A version of the Confederate Flag has been removed from Norfolk Naval Shipyard in Virginia, following in the footsteps of many southern states who have removed the symbol from government offices and properties in the wake of the Charleston, South Carolina, shooting.
While the design of the flag at the shipyard was not an exact replica of the well-known Confederate Flag, it was still considered a questionable image and was removed after reporters asked Capt. Scott Brown about the flag. The image was historical to the shipyard, as it had flown over the area in Portsmouth since 1967 right next to an American flag, a British flag and the state flag of Virginia, The Virginian-Pilot reported.
The four flags will now be placed in a museum under Capt. Brown’s orders. All four flagpoles now display American flags, according to the Associated Press.
This reflects a national movement revolving around the removal of Confederate Flags; Republican Gov. Nikki Haley of South Carolina supported a measure to remove the flag from state grounds and place it in a historical museum. The South Carolina legislature later approved the measure, and the flag was taken down.

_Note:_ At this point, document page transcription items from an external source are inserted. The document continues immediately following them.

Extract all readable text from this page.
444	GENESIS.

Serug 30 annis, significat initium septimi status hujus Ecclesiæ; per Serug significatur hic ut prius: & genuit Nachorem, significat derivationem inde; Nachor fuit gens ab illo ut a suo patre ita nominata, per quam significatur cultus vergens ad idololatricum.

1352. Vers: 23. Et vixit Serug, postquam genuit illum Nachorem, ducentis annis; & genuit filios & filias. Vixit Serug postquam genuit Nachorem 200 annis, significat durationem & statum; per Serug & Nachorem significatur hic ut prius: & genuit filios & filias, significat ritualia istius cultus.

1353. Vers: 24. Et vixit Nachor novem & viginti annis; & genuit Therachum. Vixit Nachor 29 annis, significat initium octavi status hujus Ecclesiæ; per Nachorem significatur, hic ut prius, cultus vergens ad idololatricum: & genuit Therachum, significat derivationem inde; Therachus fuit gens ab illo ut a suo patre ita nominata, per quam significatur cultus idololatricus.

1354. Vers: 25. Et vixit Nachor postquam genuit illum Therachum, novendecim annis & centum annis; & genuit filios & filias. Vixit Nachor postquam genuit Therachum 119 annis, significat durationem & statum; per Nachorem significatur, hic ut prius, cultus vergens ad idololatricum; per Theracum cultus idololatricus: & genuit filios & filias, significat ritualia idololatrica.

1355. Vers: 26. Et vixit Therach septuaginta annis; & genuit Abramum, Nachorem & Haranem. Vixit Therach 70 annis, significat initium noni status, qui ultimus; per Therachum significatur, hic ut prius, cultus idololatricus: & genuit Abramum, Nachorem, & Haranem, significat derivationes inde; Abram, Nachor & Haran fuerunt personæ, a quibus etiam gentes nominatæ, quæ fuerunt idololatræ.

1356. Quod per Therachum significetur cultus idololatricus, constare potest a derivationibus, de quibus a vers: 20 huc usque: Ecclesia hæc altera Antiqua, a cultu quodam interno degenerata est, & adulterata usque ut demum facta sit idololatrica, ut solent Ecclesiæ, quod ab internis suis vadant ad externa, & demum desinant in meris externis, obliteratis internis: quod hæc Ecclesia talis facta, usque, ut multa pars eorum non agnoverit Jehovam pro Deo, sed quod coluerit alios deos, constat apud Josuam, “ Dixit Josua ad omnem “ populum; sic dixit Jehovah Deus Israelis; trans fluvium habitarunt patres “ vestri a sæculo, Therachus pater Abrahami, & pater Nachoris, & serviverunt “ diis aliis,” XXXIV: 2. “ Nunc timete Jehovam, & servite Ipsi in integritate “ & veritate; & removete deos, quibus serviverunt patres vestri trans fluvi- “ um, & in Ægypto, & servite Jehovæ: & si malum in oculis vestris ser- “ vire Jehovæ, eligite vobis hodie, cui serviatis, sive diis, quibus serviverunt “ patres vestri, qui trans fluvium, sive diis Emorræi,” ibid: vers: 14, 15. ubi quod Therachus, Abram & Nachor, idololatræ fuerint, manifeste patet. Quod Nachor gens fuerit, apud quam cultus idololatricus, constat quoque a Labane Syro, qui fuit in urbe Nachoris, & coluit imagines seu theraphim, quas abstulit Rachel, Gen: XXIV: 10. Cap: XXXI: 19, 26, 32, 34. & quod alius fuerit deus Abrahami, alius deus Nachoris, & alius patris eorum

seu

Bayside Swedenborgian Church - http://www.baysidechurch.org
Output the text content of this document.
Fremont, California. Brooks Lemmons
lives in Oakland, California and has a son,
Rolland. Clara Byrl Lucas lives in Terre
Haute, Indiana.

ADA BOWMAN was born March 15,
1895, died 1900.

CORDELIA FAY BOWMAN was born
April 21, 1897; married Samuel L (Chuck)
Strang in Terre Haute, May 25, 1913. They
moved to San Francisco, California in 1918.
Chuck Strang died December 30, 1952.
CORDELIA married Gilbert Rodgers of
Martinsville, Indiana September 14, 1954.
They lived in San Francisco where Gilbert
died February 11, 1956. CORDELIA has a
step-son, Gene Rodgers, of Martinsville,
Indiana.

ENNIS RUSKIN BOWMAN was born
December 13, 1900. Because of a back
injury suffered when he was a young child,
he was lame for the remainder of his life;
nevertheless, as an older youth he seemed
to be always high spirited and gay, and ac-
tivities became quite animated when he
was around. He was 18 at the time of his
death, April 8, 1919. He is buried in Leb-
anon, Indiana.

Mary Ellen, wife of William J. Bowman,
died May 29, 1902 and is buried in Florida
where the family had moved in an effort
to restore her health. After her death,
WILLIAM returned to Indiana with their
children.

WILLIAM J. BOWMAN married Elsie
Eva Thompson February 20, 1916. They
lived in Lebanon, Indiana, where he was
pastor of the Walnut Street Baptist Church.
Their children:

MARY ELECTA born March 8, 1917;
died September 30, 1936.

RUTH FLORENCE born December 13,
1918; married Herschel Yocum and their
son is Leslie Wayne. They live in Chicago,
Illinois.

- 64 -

The Confederate Flag has divided Americans along racial lines for years, but it did not become a national debate until last month after nine African Americans were murdered by 21-year-old Dylan Roof, a white supremacist who featured the Confederate Flag on his social media account. Americans continued to be divided on the issue, but a majority of politicians from both parties have united to end the display of the flag near state office buildings.
“Due to the recent events, I would say it’s offensive,” Priscilla Bonilla, a former sailor, told The Virginian-Pilot about the flag flying at the shipyard.
During her walk to work, she never noticed the flag was flying until a reporter pointed it out to her.
“I can understand both sides because of the history,” she added. “But I can see how you don’t want to send a message that you support it, and if you allow it, that’s what you are showing people.”
Another former sailor, Will Aygarn, believes the flag is a symbol of southern pride and history, not a symbol of racism.
“The flag means history, Princess Anne County and family heritage and Virginia’s opposition to the invading federal armies,” he said. “I think that Virginia’s involvement in the war is nothing at all to be ashamed of.”
Although there is no specific law governing the display of the Confederate Flag, a Navy spokesperson told The Virginian-Pilot that the Pentagon rules call for good order and discipline. At the end of the day, it is up to the commanding officer -- in this case, Capt. Scott Brown -- to balance those rules with freedom of expression.